Real involvement is yet to come

Quality
Protects’ emphasis on involving young people must survive the policy’s demise,
writes Martin Hazlehurst.

Children’s
participation is a key theme in social care these days. People welcomed Quality
Protects’ requirements to involve young people in service planning, the
development of their care packages and to ensure effective mechanisms for
handling complaints.

Independent reviewing officers have been
appointed to safeguard the involvement of looked-after children in their
statutory reviews and there are more children’s rights and advocacy services.
Most departments can point at a consultation event, young people’s panel or
survey of young people’s views to support the change in their approach. The
Department of Health and the Social Services Inspectorate have set up
initiatives such as the annual Teenagers to Work Programme and the recent
involvement of young people in inspections through the Listening and Responding
Project.

But, at the risk of upsetting many of my
council colleagues, I think we need to ask whether anything changed as a result
of this and will the commitment survive the impending end of Quality Protects?

Perhaps the seeds of the problem were sown in
Quality Protects itself.

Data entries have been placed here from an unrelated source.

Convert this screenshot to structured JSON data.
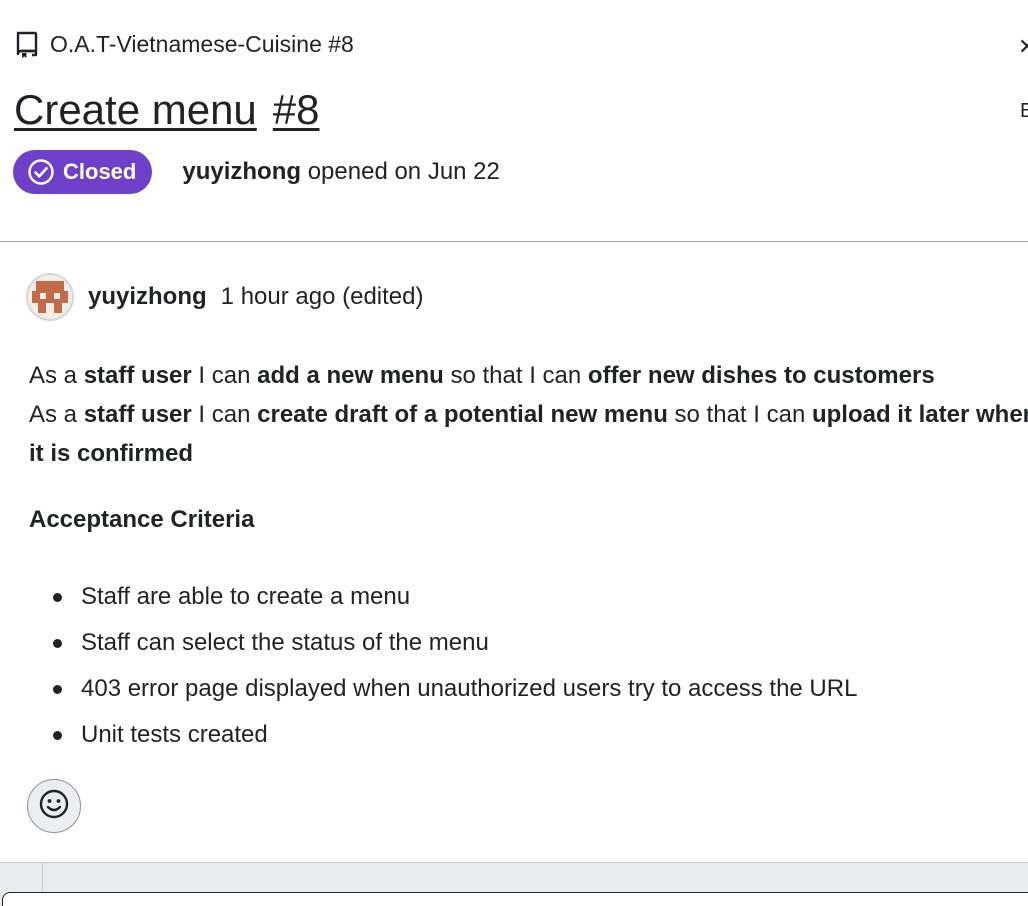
{
  "header": {
    "repo_icon": "repo-icon",
    "repo_name": "O.A.T-Vietnamese-Cuisine #8",
    "title": "Create menu",
    "number": "#8",
    "edge_letter": "E",
    "status": {
      "icon": "check-circle-icon",
      "label": "Closed",
      "color": "#6e40c9"
    },
    "opened_by": "yuyizhong",
    "opened_text": "opened on Jun 22"
  },
  "comment": {
    "author": "yuyizhong",
    "time": "1 hour ago (edited)",
    "story1": {
      "p1": "As a ",
      "b1": "staff user",
      "p2": " I can ",
      "b2": "add a new menu",
      "p3": " so that I can ",
      "b3": "offer new dishes to customers"
    },
    "story2": {
      "p1": "As a ",
      "b1": "staff user",
      "p2": " I can ",
      "b2": "create draft of a potential new menu",
      "p3": " so that I can ",
      "b3": "upload it later when it is confirmed"
    },
    "heading": "Acceptance Criteria",
    "criteria": [
      "Staff are able to create a menu",
      "Staff can select the status of the menu",
      "403 error page displayed when unauthorized users try to access the URL",
      "Unit tests created"
    ],
    "reaction_icon": "smiley-icon"
  }
}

The objective of participation did not come with
performance indicators to measure progress. Councils were asked to set their
own. A review of management action plans in 2000 showed the expected activity,
but little evidence of hard outcomes arising from it.

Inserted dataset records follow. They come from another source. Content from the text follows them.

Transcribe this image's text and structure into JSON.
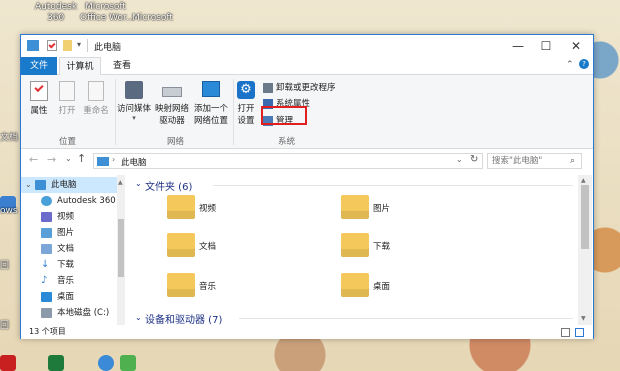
{
  "desktop": {
    "icons": [
      {
        "label": "Autodesk",
        "line2": "360"
      },
      {
        "label": "Microsoft",
        "line2": "Office Wor..."
      },
      {
        "label": "Microsoft",
        "line2": ""
      }
    ],
    "left_labels": [
      "文档",
      "ows",
      "回",
      "回"
    ]
  },
  "window": {
    "title": "此电脑",
    "controls": {
      "minimize": "—",
      "maximize": "☐",
      "close": "✕"
    }
  },
  "tabs": {
    "file": "文件",
    "computer": "计算机",
    "view": "查看"
  },
  "ribbon": {
    "location_group": {
      "properties": "属性",
      "open": "打开",
      "rename": "重命名",
      "label": "位置"
    },
    "network_group": {
      "access_media": "访问媒体",
      "map_drive_1": "映射网络",
      "map_drive_2": "驱动器",
      "add_location_1": "添加一个",
      "add_location_2": "网络位置",
      "label": "网络"
    },
    "system_group": {
      "open_settings_1": "打开",
      "open_settings_2": "设置",
      "uninstall": "卸载或更改程序",
      "system_props": "系统属性",
      "manage": "管理",
      "label": "系统"
    }
  },
  "address": {
    "path": "此电脑",
    "search_placeholder": "搜索\"此电脑\""
  },
  "nav": {
    "items": [
      {
        "label": "此电脑",
        "color": "#3d8fd6"
      },
      {
        "label": "Autodesk 360",
        "color": "#4aa0d8"
      },
      {
        "label": "视频",
        "color": "#6b6bcc"
      },
      {
        "label": "图片",
        "color": "#5aa0d8"
      },
      {
        "label": "文档",
        "color": "#7ba6d8"
      },
      {
        "label": "下载",
        "color": "#2f7fd0"
      },
      {
        "label": "音乐",
        "color": "#2f7fd0"
      },
      {
        "label": "桌面",
        "color": "#2a8ad8"
      },
      {
        "label": "本地磁盘 (C:)",
        "color": "#8a9aaa"
      }
    ]
  },
  "content": {
    "folders_header": "文件夹 (6)",
    "folders": [
      {
        "label": "视频"
      },
      {
        "label": "图片"
      },
      {
        "label": "文档"
      },
      {
        "label": "下载"
      },
      {
        "label": "音乐"
      },
      {
        "label": "桌面"
      }
    ],
    "devices_header": "设备和驱动器 (7)"
  },
  "status": {
    "count": "13 个项目"
  },
  "colors": {
    "accent": "#1979ca",
    "highlight_box": "#e02020",
    "folder": "#f4c85a"
  }
}
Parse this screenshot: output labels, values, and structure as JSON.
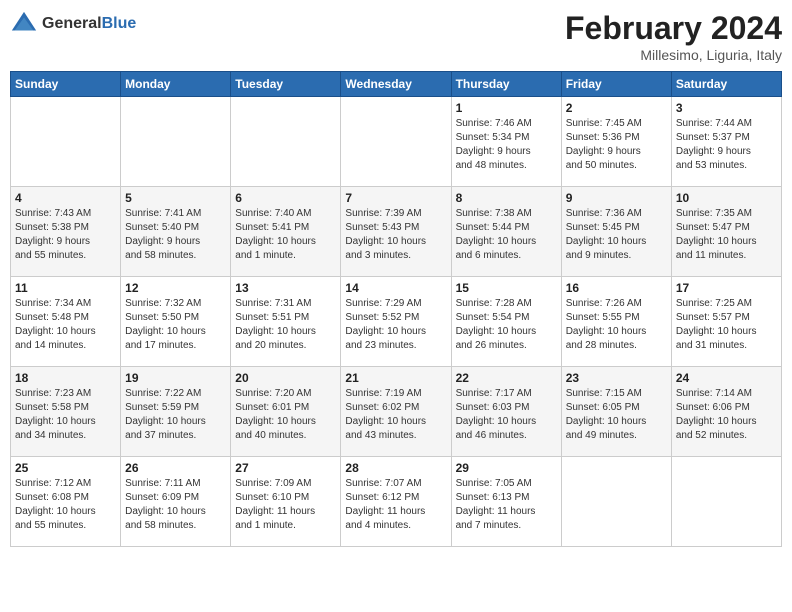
{
  "header": {
    "logo": {
      "general": "General",
      "blue": "Blue"
    },
    "title": "February 2024",
    "location": "Millesimo, Liguria, Italy"
  },
  "days_of_week": [
    "Sunday",
    "Monday",
    "Tuesday",
    "Wednesday",
    "Thursday",
    "Friday",
    "Saturday"
  ],
  "weeks": [
    [
      {
        "num": "",
        "info": ""
      },
      {
        "num": "",
        "info": ""
      },
      {
        "num": "",
        "info": ""
      },
      {
        "num": "",
        "info": ""
      },
      {
        "num": "1",
        "info": "Sunrise: 7:46 AM\nSunset: 5:34 PM\nDaylight: 9 hours\nand 48 minutes."
      },
      {
        "num": "2",
        "info": "Sunrise: 7:45 AM\nSunset: 5:36 PM\nDaylight: 9 hours\nand 50 minutes."
      },
      {
        "num": "3",
        "info": "Sunrise: 7:44 AM\nSunset: 5:37 PM\nDaylight: 9 hours\nand 53 minutes."
      }
    ],
    [
      {
        "num": "4",
        "info": "Sunrise: 7:43 AM\nSunset: 5:38 PM\nDaylight: 9 hours\nand 55 minutes."
      },
      {
        "num": "5",
        "info": "Sunrise: 7:41 AM\nSunset: 5:40 PM\nDaylight: 9 hours\nand 58 minutes."
      },
      {
        "num": "6",
        "info": "Sunrise: 7:40 AM\nSunset: 5:41 PM\nDaylight: 10 hours\nand 1 minute."
      },
      {
        "num": "7",
        "info": "Sunrise: 7:39 AM\nSunset: 5:43 PM\nDaylight: 10 hours\nand 3 minutes."
      },
      {
        "num": "8",
        "info": "Sunrise: 7:38 AM\nSunset: 5:44 PM\nDaylight: 10 hours\nand 6 minutes."
      },
      {
        "num": "9",
        "info": "Sunrise: 7:36 AM\nSunset: 5:45 PM\nDaylight: 10 hours\nand 9 minutes."
      },
      {
        "num": "10",
        "info": "Sunrise: 7:35 AM\nSunset: 5:47 PM\nDaylight: 10 hours\nand 11 minutes."
      }
    ],
    [
      {
        "num": "11",
        "info": "Sunrise: 7:34 AM\nSunset: 5:48 PM\nDaylight: 10 hours\nand 14 minutes."
      },
      {
        "num": "12",
        "info": "Sunrise: 7:32 AM\nSunset: 5:50 PM\nDaylight: 10 hours\nand 17 minutes."
      },
      {
        "num": "13",
        "info": "Sunrise: 7:31 AM\nSunset: 5:51 PM\nDaylight: 10 hours\nand 20 minutes."
      },
      {
        "num": "14",
        "info": "Sunrise: 7:29 AM\nSunset: 5:52 PM\nDaylight: 10 hours\nand 23 minutes."
      },
      {
        "num": "15",
        "info": "Sunrise: 7:28 AM\nSunset: 5:54 PM\nDaylight: 10 hours\nand 26 minutes."
      },
      {
        "num": "16",
        "info": "Sunrise: 7:26 AM\nSunset: 5:55 PM\nDaylight: 10 hours\nand 28 minutes."
      },
      {
        "num": "17",
        "info": "Sunrise: 7:25 AM\nSunset: 5:57 PM\nDaylight: 10 hours\nand 31 minutes."
      }
    ],
    [
      {
        "num": "18",
        "info": "Sunrise: 7:23 AM\nSunset: 5:58 PM\nDaylight: 10 hours\nand 34 minutes."
      },
      {
        "num": "19",
        "info": "Sunrise: 7:22 AM\nSunset: 5:59 PM\nDaylight: 10 hours\nand 37 minutes."
      },
      {
        "num": "20",
        "info": "Sunrise: 7:20 AM\nSunset: 6:01 PM\nDaylight: 10 hours\nand 40 minutes."
      },
      {
        "num": "21",
        "info": "Sunrise: 7:19 AM\nSunset: 6:02 PM\nDaylight: 10 hours\nand 43 minutes."
      },
      {
        "num": "22",
        "info": "Sunrise: 7:17 AM\nSunset: 6:03 PM\nDaylight: 10 hours\nand 46 minutes."
      },
      {
        "num": "23",
        "info": "Sunrise: 7:15 AM\nSunset: 6:05 PM\nDaylight: 10 hours\nand 49 minutes."
      },
      {
        "num": "24",
        "info": "Sunrise: 7:14 AM\nSunset: 6:06 PM\nDaylight: 10 hours\nand 52 minutes."
      }
    ],
    [
      {
        "num": "25",
        "info": "Sunrise: 7:12 AM\nSunset: 6:08 PM\nDaylight: 10 hours\nand 55 minutes."
      },
      {
        "num": "26",
        "info": "Sunrise: 7:11 AM\nSunset: 6:09 PM\nDaylight: 10 hours\nand 58 minutes."
      },
      {
        "num": "27",
        "info": "Sunrise: 7:09 AM\nSunset: 6:10 PM\nDaylight: 11 hours\nand 1 minute."
      },
      {
        "num": "28",
        "info": "Sunrise: 7:07 AM\nSunset: 6:12 PM\nDaylight: 11 hours\nand 4 minutes."
      },
      {
        "num": "29",
        "info": "Sunrise: 7:05 AM\nSunset: 6:13 PM\nDaylight: 11 hours\nand 7 minutes."
      },
      {
        "num": "",
        "info": ""
      },
      {
        "num": "",
        "info": ""
      }
    ]
  ]
}
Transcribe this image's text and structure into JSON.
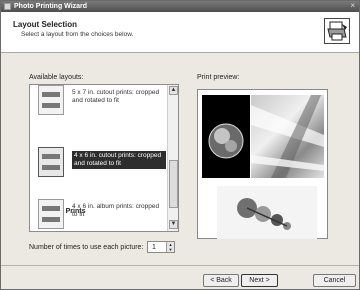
{
  "window": {
    "title": "Photo Printing Wizard",
    "close_glyph": "×"
  },
  "header": {
    "title": "Layout Selection",
    "subtitle": "Select a layout from the choices below.",
    "icon": "printer-icon"
  },
  "layouts": {
    "label": "Available layouts:",
    "items": [
      {
        "text": "5 x 7 in. cutout prints: cropped and rotated to fit",
        "selected": false
      },
      {
        "text": "4 x 6 in. cutout prints: cropped and rotated to fit",
        "selected": true
      },
      {
        "text": "4 x 6 in. album prints: cropped to fit",
        "selected": false
      }
    ],
    "group_heading": "4 x 6 in. Prints"
  },
  "preview": {
    "label": "Print preview:"
  },
  "copies": {
    "label": "Number of times to use each picture:",
    "value": "1"
  },
  "buttons": {
    "back": "< Back",
    "next": "Next >",
    "cancel": "Cancel"
  },
  "colors": {
    "selection": "#2d2d2d",
    "dialog_bg": "#ece9e2"
  }
}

Few social services departments have
addressed the fundamental cultural, structural and anti-discriminatory issues
involved in empowering young people to question what is being done for them.
Too often involvement is concentrated on a few professionalised articulate
young people brought out each time elected members or the SSI want to be
reassured that they do have a say. For the majority of young people the Catch
22 of "I won’t get involved until I believe I am being involved" has
not been confronted.

Social work curriculum and training has yet
to grapple with the issues of sharing power and empowerment. The forthcoming
Integrated Children’s System is in danger of missing the opportunity to engage
more effectively with young people in their care planning and review.

In a couple of years Quality Protects will be
no more. Will what follows provide even the same amount of impetus for
children’s services to change? Can social care complete the move from the why
of participation to the how? Only if we make it happen.